Dodge equips the Journey with hydraulic power steering and although it doesn’t inspire performance driving, it feels natural and the vehicle stays composed on open roads. Ride quality is average at best, but firm. Expect more than your usual amount of body lean on twisty roads.
The Dodge Journey arrived late to the market and has always seemed a step or more behind the competition. It shares its underpinnings with the long dead Dodge Avenger sedan and its layout is similar to the Chrysler Pacifica —no, not the current minivan, the previous crossover last produced in 2008. Besides rolling on 19-inch wheels, the Journey Crossroad has heated and power-folding side mirrors, chrome roof rails, and a manual liftgate.
Inside, seating is for seven, although the middle bench seat is best for two. The third-row isn’t roomy, but it is suitable for young children. Up front, the seats offer average comfort with six-way adjustment for the driver, but there is no height control for the passenger. Standard cargo space measures just 10.7 cubic feet.
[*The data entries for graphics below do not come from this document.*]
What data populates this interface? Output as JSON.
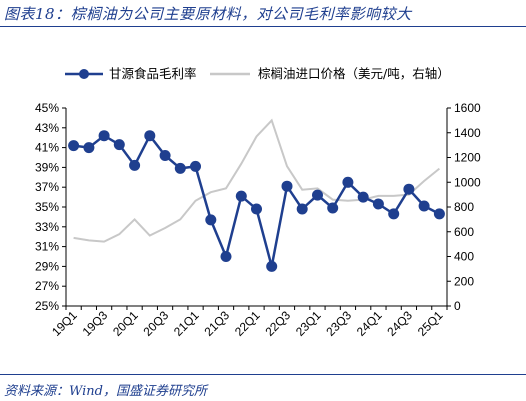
{
  "header": {
    "title": "图表18：棕榈油为公司主要原材料，对公司毛利率影响较大"
  },
  "footer": {
    "source": "资料来源：Wind，国盛证券研究所"
  },
  "colors": {
    "primary_series": "#1f3f8f",
    "secondary_series": "#c8c8c8",
    "axis": "#000000"
  },
  "chart_data": {
    "type": "line",
    "title": "",
    "x": [
      "19Q1",
      "19Q2",
      "19Q3",
      "19Q4",
      "20Q1",
      "20Q2",
      "20Q3",
      "20Q4",
      "21Q1",
      "21Q2",
      "21Q3",
      "21Q4",
      "22Q1",
      "22Q2",
      "22Q3",
      "22Q4",
      "23Q1",
      "23Q2",
      "23Q3",
      "23Q4",
      "24Q1",
      "24Q2",
      "24Q3",
      "24Q4",
      "25Q1"
    ],
    "x_tick_labels": [
      "19Q1",
      "",
      "19Q3",
      "",
      "20Q1",
      "",
      "20Q3",
      "",
      "21Q1",
      "",
      "21Q3",
      "",
      "22Q1",
      "",
      "22Q3",
      "",
      "23Q1",
      "",
      "23Q3",
      "",
      "24Q1",
      "",
      "24Q3",
      "",
      "25Q1"
    ],
    "series": [
      {
        "name": "甘源食品毛利率",
        "axis": "left",
        "marker": "circle",
        "values": [
          41.2,
          41.0,
          42.2,
          41.3,
          39.2,
          42.2,
          40.2,
          38.9,
          39.1,
          33.7,
          30.0,
          36.1,
          34.8,
          29.0,
          37.1,
          34.8,
          36.2,
          34.9,
          37.5,
          36.0,
          35.3,
          34.3,
          36.8,
          35.1,
          34.3
        ]
      },
      {
        "name": "棕榈油进口价格（美元/吨，右轴）",
        "axis": "right",
        "marker": "none",
        "values": [
          550,
          530,
          520,
          580,
          700,
          570,
          630,
          700,
          850,
          920,
          950,
          1150,
          1370,
          1500,
          1130,
          940,
          950,
          860,
          850,
          860,
          890,
          890,
          900,
          1010,
          1110
        ]
      }
    ],
    "y_left": {
      "min": 25,
      "max": 45,
      "ticks": [
        "25%",
        "27%",
        "29%",
        "31%",
        "33%",
        "35%",
        "37%",
        "39%",
        "41%",
        "43%",
        "45%"
      ]
    },
    "y_right": {
      "min": 0,
      "max": 1600,
      "ticks": [
        "0",
        "200",
        "400",
        "600",
        "800",
        "1000",
        "1200",
        "1400",
        "1600"
      ]
    },
    "grid": false,
    "legend": "top"
  }
}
Fold the third-row seat and you’ll have 37 cubic feet available, equalling the storage space of most smaller SUVs with two rows. Fold the second- and third-row seats and cargo volume expands to 67.6 cubic feet.
The interior design isn’t remarkable, but the materials used are good for the price. The best feature, at least for the Crossroad, is the 8.4-inch UConnect touchscreen infotainment system. The standard package includes a CD player, satellite radio, an audio jack, and USB port. You’ll also find ample storage compartments throughout the cabin.
The Best and Worst Things
Despite lagging its competitors, the available upgraded infotainment system with Bluetooth streaming and navigation is one of the Journey’s best features. But the Journey’s old design means this model just doesn’t earn the expected safety scores its competitors achieve.
Customers who place value above everything else. This means taking advantage of the deep discounts to supply a well-equipped model for less than what the competition is charging.
Anyone looking for a more modern family mover. The Journey simply isn’t it.
The Bottom Line
We can’t really recommend the Dodge Journey unless it comes heavily discounted. Those incentives routinely undercut all competitors, but the trade-off is an outdated model with little else to offer.